Segundo o relatório da Direção-Geral da Saúde, “este crescimento reflete a evolução demográfica, o aumento da prevalência de doenças cardiovasculares crónicas e o alargamento das opções terapêuticas disponíveis, sobretudo nas áreas da hipertensão, dislipidemia e insuficiência cardíaca”.
“A farmácia comunitária concentra a esmagadora maioria da despesa – cerca de 92-93 % do total, mantendo uma estrutura estável ao longo da última década”, sublinha o relatório “10 Anos das Doenças Cérebro e Cardiovasculares em Portugal (2013–2023)”, a que a agência Lusa teve acesso
Em 2024, o custo para o Serviço Nacional de Saúde com medicamentos cardiovasculares dispensados em farmácia comunitária rondou 466 milhões de euros, enquanto os medicamentos hospitalares representaram 38,8 milhões de euros (7,6% do total).
“Apesar da relativa estabilidade do peso hospitalar, a tendência de crescimento global tem sido constante, com apenas pequenas flutuações entre 2018 e 2020”, refere o documento, assinalando o aumento mais acentuado a partir de 2021, coincidente com a recuperação da atividade assistencial pós-pandemia e a introdução de terapêuticas inovadoras, nomeadamente na insuficiência cardíaca e na prevenção secundária.
A análise a longo prazo evidencia dois fenómenos complementares: A progressiva substituição terapêutica por fármacos mais recentes, mas de maior custo unitário – como os inibidores da SGLT2, o sacubitril-valsartan ou os anticoagulantes orais diretos -, e o envelhecimento populacional e a crescente cronicidade, que prolongam a duração média do tratamento e aumentam o número de doentes medicados.

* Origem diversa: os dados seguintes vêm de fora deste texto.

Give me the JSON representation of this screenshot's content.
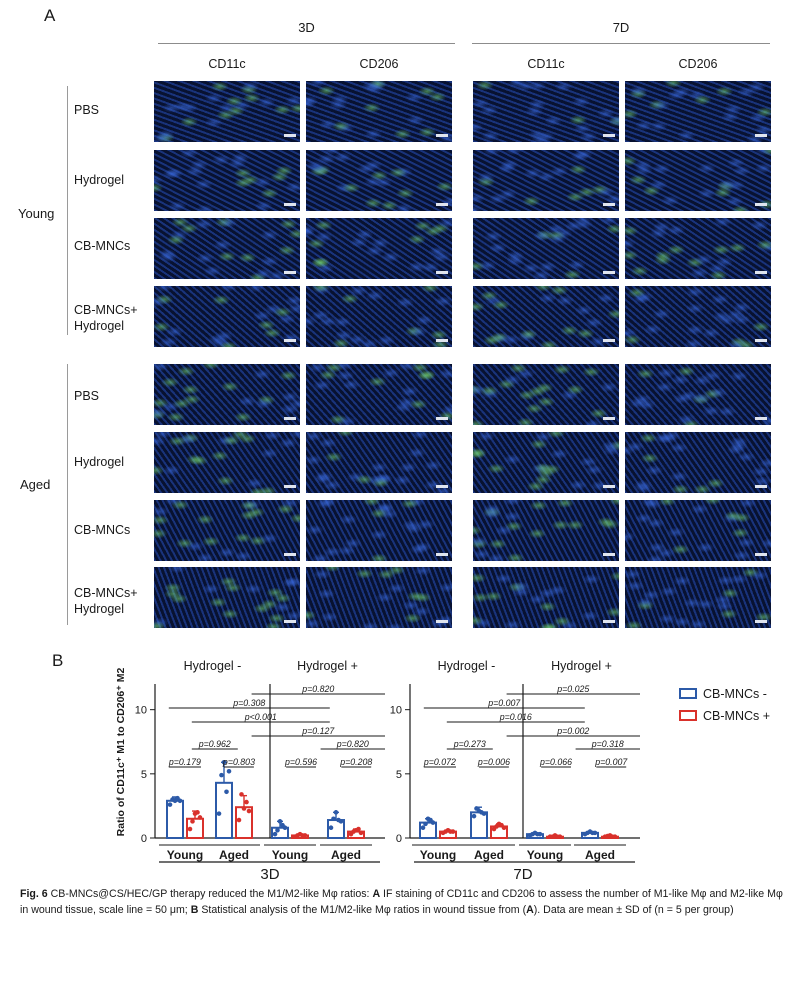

“Os medicamentos para as doenças cérebro-cardiovasculares continuam a representar um dos principais determinantes da despesa farmacêutica pública, correspondendo a uma das maiores parcelas do total de medicamentos comparticipados pelo SNS”, salienta, defendendo a importância de otimizar a sua prescrição e reforçar a adesão terapêutica, “assegurando que o aumento do investimento se traduz em ganhos efetivos em saúde e redução de eventos agudos evitáveis”.
O relatório do Programa Nacional para as Doenças Cérebro e Cardiovasculares (PNDCCV) salienta que a comparticipação majoritária destes medicamentos em escalão B ou C tem impacto relevante no orçamento das famílias, reforçando “a pertinência da proposta do PNDCCV para a reclassificação em escalão A dos fármacos genéricos essenciais ao controlo da hipertensão arterial e dislipidemia”.
“Tal medida permitiria melhorar a equidade no acesso e, simultaneamente, potenciar a eficiência da despesa pública”, defende.
O relatório destaca que as doenças do aparelho circulatório continuam a representar uma das principais causas de internamento e de despesa direta em saúde. Entre 2017 e 2024, foram faturados 810.776 episódios de internamento com diagnóstico principal neste grupo de doenças, correspondendo a um custo acumulado de cerca de 2,85 mil milhões de euros para o SNS.
Neste período, observou-se uma redução sustentada do número de episódios (-20,3%), mas com uma diminuição “pouco significativa” do custo total (-5,6%), uma discrepância que reflete um aumento progressivo do custo médio por internamento, que passou de 3.210 euros em 2017 para mais de 3.800 euros em 2024 (+18,3%), com tendência ascendente desde 2020.
“Este comportamento sugere que, apesar da redução global dos episódios, o perfil de gravidade aumentou e houve intensificação do consumo de recursos diagnósticos e terapêuticos nos internamentos, sobretudo nos contextos de insuficiência cardíaca, síndromes coronárias agudas e doenças cerebrovasculares, para além de ser um indicador de maior complexidade clínica e envelhecimento populacional”, conclui o relatório.